The American Civil Liberties Union (ACLU) along with the Yale University's Media Freedom and Information Access Clinic filed the lawsuit to find out what happens to data that NSA collects by spying on Americans abroad. Alex Abdo, Staff Attorney, ACLU National Security Project in his blog post - The Most Important Surveillance Order We Know Almost Nothing About - informed that the lawsuit was filed on Monday in a federal court in New York.
Through the Freedom of Information Act lawsuit, the ACLU has demanded that the government release basic information about the use of Executive Order 12,333 to conduct surveillance of Americans' international communications.

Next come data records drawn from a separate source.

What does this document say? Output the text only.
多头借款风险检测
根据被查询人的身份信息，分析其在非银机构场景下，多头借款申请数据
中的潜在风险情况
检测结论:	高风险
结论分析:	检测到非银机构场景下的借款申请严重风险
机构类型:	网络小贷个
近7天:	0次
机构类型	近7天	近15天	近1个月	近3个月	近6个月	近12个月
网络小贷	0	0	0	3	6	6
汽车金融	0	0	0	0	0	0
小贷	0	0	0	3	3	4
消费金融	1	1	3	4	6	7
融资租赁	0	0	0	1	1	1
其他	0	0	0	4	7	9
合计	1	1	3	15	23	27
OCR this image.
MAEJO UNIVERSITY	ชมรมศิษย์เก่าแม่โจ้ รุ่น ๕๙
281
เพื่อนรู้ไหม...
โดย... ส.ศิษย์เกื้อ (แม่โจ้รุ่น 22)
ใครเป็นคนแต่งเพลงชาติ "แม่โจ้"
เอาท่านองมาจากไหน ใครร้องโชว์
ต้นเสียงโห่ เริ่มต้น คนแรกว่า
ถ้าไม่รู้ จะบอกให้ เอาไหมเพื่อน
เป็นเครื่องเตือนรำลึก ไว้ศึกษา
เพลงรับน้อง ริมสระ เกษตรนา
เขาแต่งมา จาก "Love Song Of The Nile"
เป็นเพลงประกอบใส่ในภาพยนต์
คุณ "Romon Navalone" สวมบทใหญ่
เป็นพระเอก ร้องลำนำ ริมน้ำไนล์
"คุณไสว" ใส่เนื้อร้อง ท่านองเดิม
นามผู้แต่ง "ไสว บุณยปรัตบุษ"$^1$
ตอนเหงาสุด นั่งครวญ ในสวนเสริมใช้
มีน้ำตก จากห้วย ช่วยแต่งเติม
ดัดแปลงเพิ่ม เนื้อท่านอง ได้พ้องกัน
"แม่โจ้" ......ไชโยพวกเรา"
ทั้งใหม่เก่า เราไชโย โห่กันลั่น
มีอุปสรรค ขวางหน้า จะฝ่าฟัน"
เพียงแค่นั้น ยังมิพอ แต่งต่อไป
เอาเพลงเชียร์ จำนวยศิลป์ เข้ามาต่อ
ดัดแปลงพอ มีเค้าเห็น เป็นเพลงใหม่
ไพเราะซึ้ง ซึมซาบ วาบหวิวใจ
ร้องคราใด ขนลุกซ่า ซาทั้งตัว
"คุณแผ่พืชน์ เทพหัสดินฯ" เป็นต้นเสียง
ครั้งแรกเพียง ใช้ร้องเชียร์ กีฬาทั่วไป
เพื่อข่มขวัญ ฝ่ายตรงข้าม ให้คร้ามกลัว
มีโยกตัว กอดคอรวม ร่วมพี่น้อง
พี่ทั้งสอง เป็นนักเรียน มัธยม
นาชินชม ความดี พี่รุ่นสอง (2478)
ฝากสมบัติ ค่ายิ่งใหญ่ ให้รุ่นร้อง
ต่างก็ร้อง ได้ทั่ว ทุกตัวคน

The rights group wants to understand 'How the government conducts this surveillance, and whether it appropriately accommodates the constitutional rights of American citizens and residents whose communications are intercepted in the course of that surveillance, are matters of great public significance and concern.'
" We now know too well that unchecked surveillance authority can lead to dangerous overreach. That's why we are fighting for the release of documents that would shed light on the internal rules that the executive has set for itself when it monitors international communications abroad - including Americans' international communications," Alex Abdo wrote.
In a separate case, the ACLU received a setback after a New York District Judge William Pauley dismissed a lawsuit filed by the ACLU in June that claimed that the way NSA tracked million of calls was 'illegal,' the BBC reported.
The ACLU that boasts of a supporter base of over 500,000 also is fighting in support of NSA Whistleblower Edward Snowden. The group has created a petition President Obama: Grant Edward Snowden Immunity.